X-ray examination

An X-ray examination makes different parts of the body and body tissue visible using X-ray waves. The German physicist Wilhelm Konrad Röntgen inadvertently discovered X-rays during an experiment in 1895.

Method

X-rays are electromagnetic waves with high permeability through the hard substances of skeletal and locomotor organs but are absorbed by soft tissue. Parts of the body facing the radiation source receive a stronger radiation intensity than those turned away. As the rays pass through the body they are scattered, which is inconvenient both in terms of radiation exposure and imaging on a photographic plate. The simplest method of reducing scattered radiation is to increase the distance between the object and the screen. However, according to the laws of central projection this also causes image enlargement. The size of the image also increases when the distance between the body and the radiation source is reduced.

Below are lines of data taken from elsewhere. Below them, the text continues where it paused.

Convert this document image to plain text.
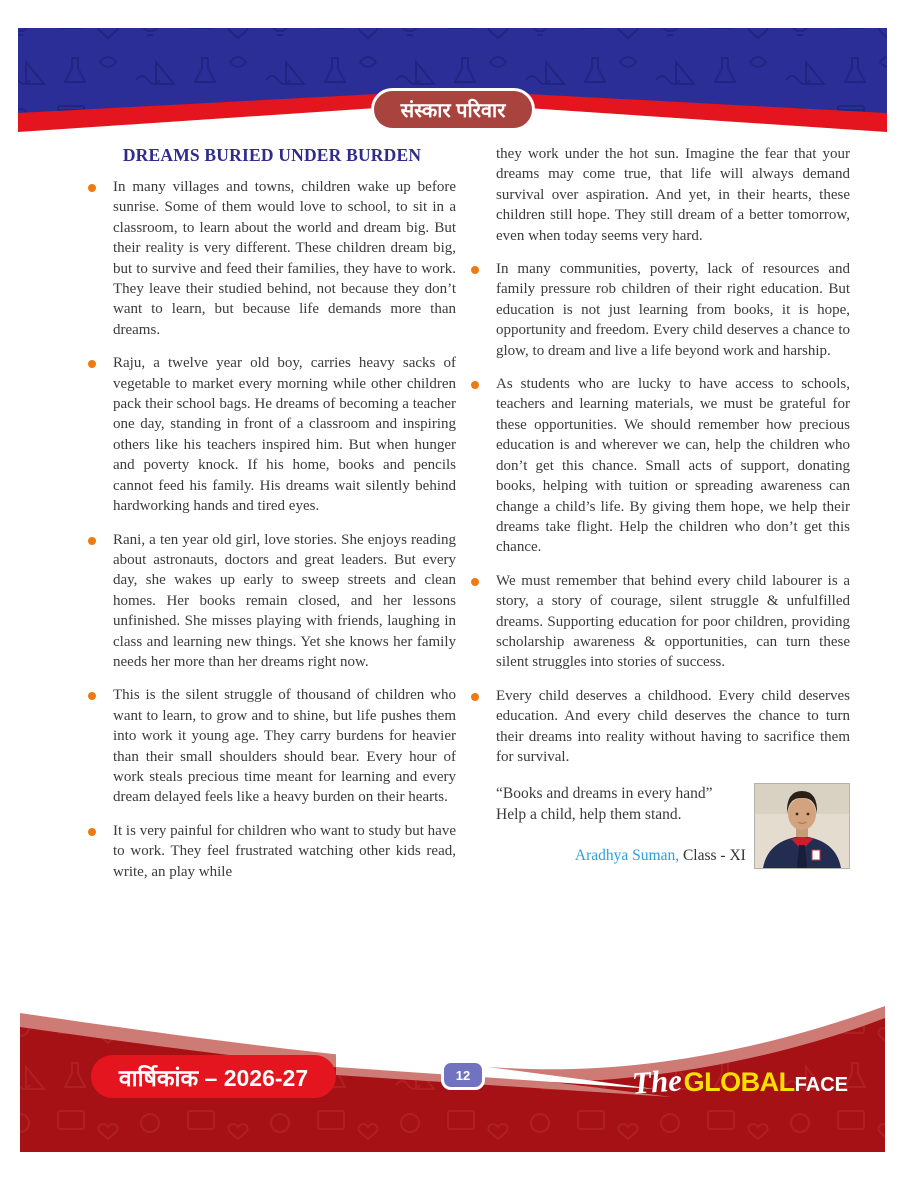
संस्कार परिवार
DREAMS BURIED UNDER BURDEN

In many villages and towns, children wake up before sunrise. Some of them would love to school, to sit in a classroom, to learn about the world and dream big. But their reality is very different. These children dream big, but to survive and feed their families, they have to work. They leave their studied behind, not because they don’t want to learn, but because life demands more than dreams.

Raju, a twelve year old boy, carries heavy sacks of vegetable to market every morning while other children pack their school bags. He dreams of becoming a teacher one day, standing in front of a classroom and inspiring others like his teachers inspired him. But when hunger and poverty knock. If his home, books and pencils cannot feed his family. His dreams wait silently behind hardworking hands and tired eyes.

Rani, a ten year old girl, love stories. She enjoys reading about astronauts, doctors and great leaders. But every day, she wakes up early to sweep streets and clean homes. Her books remain closed, and her lessons unfinished. She misses playing with friends, laughing in class and learning new things. Yet she knows her family needs her more than her dreams right now.

This is the silent struggle of thousand of children who want to learn, to grow and to shine, but life pushes them into work it young age. They carry burdens for heavier than their small shoulders should bear. Every hour of work steals precious time meant for learning and every dream delayed feels like a heavy burden on their hearts.

It is very painful for children who want to study but have to work. They feel frustrated watching other kids read, write, an play while

they work under the hot sun. Imagine the fear that your dreams may come true, that life will always demand survival over aspiration. And yet, in their hearts, these children still hope. They still dream of a better tomorrow, even when today seems very hard.

In many communities, poverty, lack of resources and family pressure rob children of their right education. But education is not just learning from books, it is hope, opportunity and freedom. Every child deserves a chance to glow, to dream and live a life beyond work and harship.

As students who are lucky to have access to schools, teachers and learning materials, we must be grateful for these opportunities. We should remember how precious education is and wherever we can, help the children who don’t get this chance. Small acts of support, donating books, helping with tuition or spreading awareness can change a child’s life. By giving them hope, we help their dreams take flight. Help the children who don’t get this chance.

We must remember that behind every child labourer is a story, a story of courage, silent struggle & unfulfilled dreams. Supporting education for poor children, providing scholarship awareness & opportunities, can turn these silent struggles into stories of success.

Every child deserves a childhood. Every child deserves education. And every child deserves the chance to turn their dreams into reality without having to sacrifice them for survival.

“Books and dreams in every hand”
Help a child, help them stand.
Aradhya Suman, Class - XI
वार्षिकांक – 2026-27	12	The GLOBAL FACE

An understanding of the principles underlying skeletal growth is required to assess pre-teen X-rays. Ossification of initially cartilaginous epiphyses follows certain laws and is age-dependent. It is therefore possible to determine bone maturation on the basis of a radiological examination of carpal ossification. This is carried out with a-p radiography of the left hand. By comparing this with X-ray atlases it is therefore possible to determine bone maturation and compare chronological age (actual age) with effective age (age in relation to body size).

The process of measuring relative lengths and angles with X-rays is called radiometry.

In order to identify skeletal deformities that deviate significantly from the norm, measurements are compared with those of a normal reference group. However, it must be remembered that the range of skeletal measurements recorded to date is extremely wide. They include what is known as biological variation and are an indication of formal skeletal diversity without pathological implication. The method-related variation also includes errors caused by differing radiological projections. Despite standardisation of techniques, and depending on the size and localisation of the images depicted, projection errors must be taken into consideration. For example, even minor rotation of the chest during radiological imaging of scoliosis results in a noticeable change in angle. This means that varying degrees of pelvic tilt must also be considered when measuring the hip socket.